Lo que pasó a continuación no sólo le produjo dolor físico. Por un instante supo cómo podrían haberse sentido sus víctimas y se arrepintió. Un poco, hasta que comenzó a sentir ese tormento y supo que no podría soportarlo más veces. Cuando Salcedo se dio por satisfecho, pronunció una última palabra de despedida.
—Obliviate.
Campuzano llegó al hotel bastante temprano. Estaba de una pieza. De hecho, parecía relajado y feliz, como si nada hubiera ocurrido. Jorge frunció el ceño. No podía ser verdad. ¿A qué venía el numerito de Salcedo? Tal vez se tratara de algo que no podía verse a primera vista. En cualquier caso, no pensaba bajar la guardia hasta que ese hijo de puta estuviera en prisión.
"Hecho"
Tomás se regocijó mientras leía la palabra. Cerró los ojos y se imaginó el sufrimiento de Elías Campuzano. Después, fue hasta el dormitorio de Blanca. Estaba dormida. En San Mateo le habían dado unas pociones cojonudas para dormir sin soñar. Se acercó a ella, acomodó mejor la sábana con la que se cubría y le dio un beso en la sien.
—Vas a estar bien, mi vida. Te lo juro. Pronto todo esto no será más que un mal recuerdo.
Se tumbó junto a ella. Le alegró que no se apartara. Había sufrido mucho, todos lo habían hecho, pero tenían todo el tiempo del mundo para construir un nuevo futuro.
Se lavó las manos por enésima vez.

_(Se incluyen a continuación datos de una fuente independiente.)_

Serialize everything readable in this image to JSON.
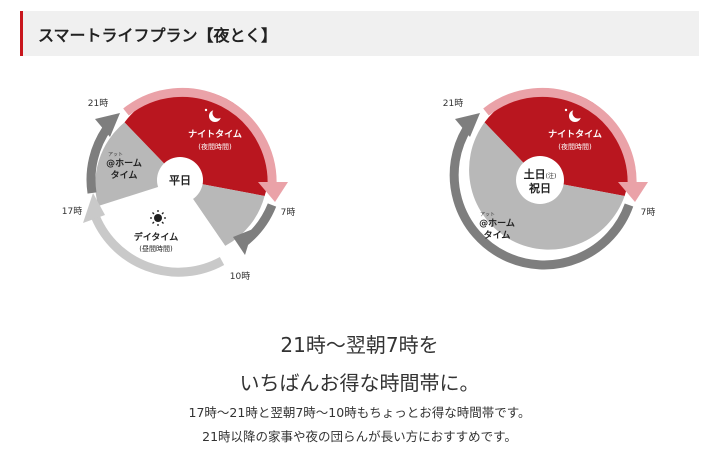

Después de tocar a ese hijo de puta se sentía asqueado, aunque había merecido la pena contemplar su sufrimiento. Cuando fue al dormitorio, Lope estaba leyendo. A veces tenía problemas para dormir y se quedaba despierto hasta tarde. Loren se metió en la cama y apoyó la cabeza en su pecho. Lope sonrió y enredó los dedos en su cabello.
—Así que estamos mimosos.
Sintió la necesidad de excusarse, aunque sólo dijera la verdad a medias.
—Es por lo de Blanca.
Lope le besó la cabeza.
—Ya lo sé. Es muy duro, pero ese cabrón va a ir a la cárcel, ¿no?
—Eso parece.
Lope no dijo nada más. Dejó el libro, se tumbó del todo y lo acogió en sus brazos. Por lo general, Loren era más rudo y se resistía a los abrazos de enamorados, aunque sólo fuera en apariencia. Esa noche cerró los ojos mientras Lope le acariciaba la espalda. Cada vez que subía y bajaba, el recuerdo de lo acontecido en el almacén se volvía menos nítido hasta que se durmió.